Arrivammo nel punto dove avevamo lasciato la macchina parcheggiata e non trovammo né loro nè l’auto. Non sapevamo se l’avevano, rubata, rimossa, incendiata oppure era un segnale che l’avevano ripresa ed erano sani e salvi. Chiedemmo alla gendarmerie ma nulla. Lasciammo alla polizia anche la carta di identità di Andrea che avevo io in tasca per vedere se era tra le vittime di quel massacro. Fortunatamente no e dopo aver rilasciato delle dichiarazioni a caldo alla polizia e a qualche giornalista tornammo verso Frameries, a notte fonda ormai, nella speranza di ritrovarli a casa sani e salvi. E così fu: i tre si erano messi in salvo e ironia della sorte cercavano proprio me, temendo che potessi essere tra le vittime. Fu così che scoppiammo in un pianto e abbraccio liberatorio, pensando alla fortuna di essere ancora vivi.

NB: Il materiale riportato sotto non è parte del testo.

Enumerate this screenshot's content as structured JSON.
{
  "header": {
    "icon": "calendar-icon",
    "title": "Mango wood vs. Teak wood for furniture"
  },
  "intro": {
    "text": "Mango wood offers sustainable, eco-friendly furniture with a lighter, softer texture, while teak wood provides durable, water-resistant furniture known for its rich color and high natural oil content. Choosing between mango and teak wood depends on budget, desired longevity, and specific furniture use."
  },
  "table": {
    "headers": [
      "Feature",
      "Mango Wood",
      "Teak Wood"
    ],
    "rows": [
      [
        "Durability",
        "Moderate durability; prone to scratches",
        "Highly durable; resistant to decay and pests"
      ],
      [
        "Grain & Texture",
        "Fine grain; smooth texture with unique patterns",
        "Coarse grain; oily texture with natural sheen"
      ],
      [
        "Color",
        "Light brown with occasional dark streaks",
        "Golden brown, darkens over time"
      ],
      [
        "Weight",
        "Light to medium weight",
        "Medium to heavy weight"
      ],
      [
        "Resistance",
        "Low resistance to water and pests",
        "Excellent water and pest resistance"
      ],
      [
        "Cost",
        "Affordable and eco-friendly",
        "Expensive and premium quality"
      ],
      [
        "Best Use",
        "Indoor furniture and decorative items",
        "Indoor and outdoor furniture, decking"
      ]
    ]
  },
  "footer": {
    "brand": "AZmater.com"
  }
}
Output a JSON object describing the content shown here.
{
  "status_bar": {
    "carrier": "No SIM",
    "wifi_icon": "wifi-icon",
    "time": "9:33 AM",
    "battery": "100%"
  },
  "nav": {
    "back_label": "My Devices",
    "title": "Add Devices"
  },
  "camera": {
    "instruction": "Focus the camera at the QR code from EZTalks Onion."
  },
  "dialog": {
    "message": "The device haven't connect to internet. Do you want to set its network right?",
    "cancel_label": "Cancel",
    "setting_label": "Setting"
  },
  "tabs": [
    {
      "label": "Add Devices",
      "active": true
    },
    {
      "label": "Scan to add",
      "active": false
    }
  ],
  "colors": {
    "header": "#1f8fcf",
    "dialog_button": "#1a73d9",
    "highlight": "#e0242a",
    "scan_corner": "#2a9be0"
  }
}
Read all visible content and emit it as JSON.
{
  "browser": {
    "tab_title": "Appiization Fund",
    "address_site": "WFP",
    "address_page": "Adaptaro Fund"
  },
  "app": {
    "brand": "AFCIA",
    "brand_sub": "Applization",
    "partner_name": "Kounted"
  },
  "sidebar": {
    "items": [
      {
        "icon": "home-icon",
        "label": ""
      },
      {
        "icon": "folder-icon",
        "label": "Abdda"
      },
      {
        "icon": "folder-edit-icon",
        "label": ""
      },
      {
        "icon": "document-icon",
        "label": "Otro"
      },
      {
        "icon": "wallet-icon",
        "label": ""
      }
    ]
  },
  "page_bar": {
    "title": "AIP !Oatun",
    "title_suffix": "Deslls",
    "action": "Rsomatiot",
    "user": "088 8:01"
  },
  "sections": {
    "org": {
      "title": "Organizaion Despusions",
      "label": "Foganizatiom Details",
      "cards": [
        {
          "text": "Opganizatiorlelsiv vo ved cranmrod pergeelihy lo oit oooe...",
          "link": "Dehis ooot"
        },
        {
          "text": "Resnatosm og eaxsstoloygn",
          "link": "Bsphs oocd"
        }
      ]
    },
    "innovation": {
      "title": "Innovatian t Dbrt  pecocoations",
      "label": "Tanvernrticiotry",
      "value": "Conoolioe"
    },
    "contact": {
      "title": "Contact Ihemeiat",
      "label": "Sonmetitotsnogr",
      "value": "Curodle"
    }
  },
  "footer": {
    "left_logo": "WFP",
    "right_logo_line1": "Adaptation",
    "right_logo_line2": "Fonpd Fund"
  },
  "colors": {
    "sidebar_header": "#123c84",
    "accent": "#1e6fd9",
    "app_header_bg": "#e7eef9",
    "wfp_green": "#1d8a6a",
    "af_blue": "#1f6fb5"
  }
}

Tornai a casa dopo due settimane perché oltre allo shock, non ero nelle condizioni di guidare e ritornare a San Giovanni. Feci degli esami al torace perché avevo difficoltà nella respirazione e dopo quindici giorni di riposo rientrai a casa a riabbracciare la mia famiglia. A distanza di 30 anni sono sempre più convinto che fu un bene giocare quelle partita. Altrimenti altro che 39 morti, avremmo assistito ad una vera e propria carneficina.
Da quel giorno non misi più piede in uno stadio di calcio. Addirittura nei primi giorni dopo il mio rientro, ricordo che c’erano le elezioni a San Giovanni: avevo paura a stare in mezzo alla gente. Mi mancava l’aria e mi sentivo soffocare nel ricordo di quella sera. Una sera che a distanza di 30 anni ho deciso di rivivere, per la prima volta, in questa mia testimonianza.

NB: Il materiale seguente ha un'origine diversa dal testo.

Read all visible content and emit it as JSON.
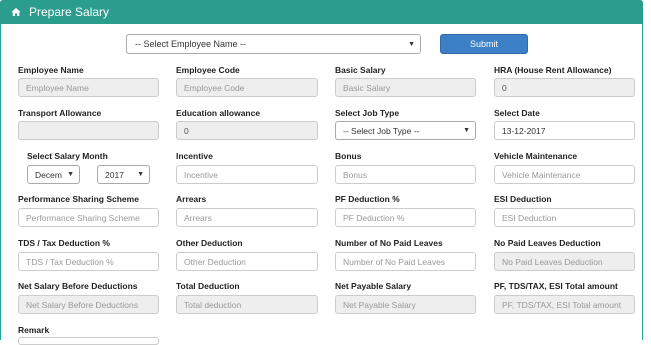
{
  "header": {
    "title": "Prepare Salary",
    "icon": "home-icon",
    "bg_color": "#2a9d8f"
  },
  "top": {
    "employee_select": "-- Select Employee Name --",
    "submit_label": "Submit",
    "submit_color": "#3b7fc4"
  },
  "fields": {
    "employee_name": {
      "label": "Employee Name",
      "placeholder": "Employee Name"
    },
    "employee_code": {
      "label": "Employee Code",
      "placeholder": "Employee Code"
    },
    "basic_salary": {
      "label": "Basic Salary",
      "placeholder": "Basic Salary"
    },
    "hra": {
      "label": "HRA (House Rent Allowance)",
      "value": "0"
    },
    "transport_allowance": {
      "label": "Transport Allowance",
      "value": ""
    },
    "education_allowance": {
      "label": "Education allowance",
      "value": "0"
    },
    "job_type": {
      "label": "Select Job Type",
      "value": "-- Select Job Type --"
    },
    "select_date": {
      "label": "Select Date",
      "value": "13-12-2017"
    },
    "salary_month": {
      "label": "Select Salary Month",
      "month": "Decem",
      "year": "2017"
    },
    "incentive": {
      "label": "Incentive",
      "placeholder": "Incentive"
    },
    "bonus": {
      "label": "Bonus",
      "placeholder": "Bonus"
    },
    "vehicle_maintenance": {
      "label": "Vehicle Maintenance",
      "placeholder": "Vehicle Maintenance"
    },
    "performance_sharing": {
      "label": "Performance Sharing Scheme",
      "placeholder": "Performance Sharing Scheme"
    },
    "arrears": {
      "label": "Arrears",
      "placeholder": "Arrears"
    },
    "pf_deduction": {
      "label": "PF Deduction %",
      "placeholder": "PF Deduction %"
    },
    "esi_deduction": {
      "label": "ESI Deduction",
      "placeholder": "ESI Deduction"
    },
    "tds_deduction": {
      "label": "TDS / Tax Deduction %",
      "placeholder": "TDS / Tax Deduction %"
    },
    "other_deduction": {
      "label": "Other Deduction",
      "placeholder": "Other Deduction"
    },
    "no_paid_leaves": {
      "label": "Number of No Paid Leaves",
      "placeholder": "Number of No Paid Leaves"
    },
    "no_paid_leaves_deduction": {
      "label": "No Paid Leaves Deduction",
      "placeholder": "No Paid Leaves Deduction"
    },
    "net_salary_before": {
      "label": "Net Salary Before Deductions",
      "placeholder": "Net Salary Before Deductions"
    },
    "total_deduction": {
      "label": "Total Deduction",
      "placeholder": "Total deduction"
    },
    "net_payable": {
      "label": "Net Payable Salary",
      "placeholder": "Net Payable Salary"
    },
    "pf_tds_esi_total": {
      "label": "PF, TDS/TAX, ESI Total amount",
      "placeholder": "PF, TDS/TAX, ESI Total amount"
    },
    "remark": {
      "label": "Remark"
    }
  }
}
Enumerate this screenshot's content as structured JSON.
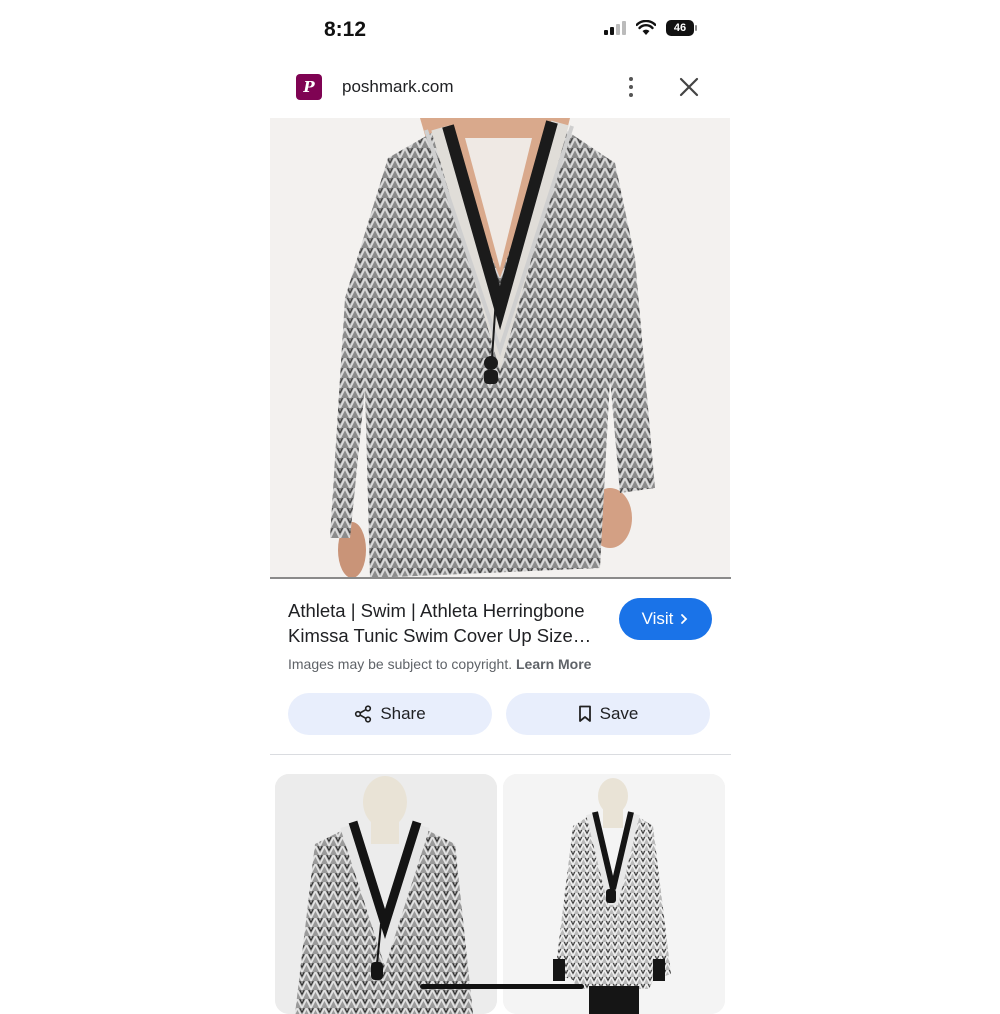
{
  "status_bar": {
    "time": "8:12",
    "battery": "46"
  },
  "source": {
    "site": "poshmark.com",
    "favicon_icon": "poshmark-logo-icon",
    "favicon_color": "#7f0353"
  },
  "result": {
    "title_line1": "Athleta | Swim | Athleta Herringbone",
    "title_line2": "Kimssa Tunic Swim Cover Up Size…",
    "visit_label": "Visit",
    "copyright_text": "Images may be subject to copyright.",
    "learn_more_label": "Learn More"
  },
  "actions": {
    "share_label": "Share",
    "save_label": "Save"
  },
  "colors": {
    "accent": "#1a73e8",
    "button_bg": "#e8eefc"
  }
}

Dopo 30 anni da quella maledetta notte, la mia Juventus è di nuovo in una finale di Coppa di Campioni. Non so se sia un segno del destino. Dico solo che sarebbe bellissimo vincere la coppa e dedicarla a quelle 39 persone che in quella sera dell’85 volevano solamente vedere la propria squadra alzare la coppa al cielo”.
Grazie Gino per la tua toccante testimonianza.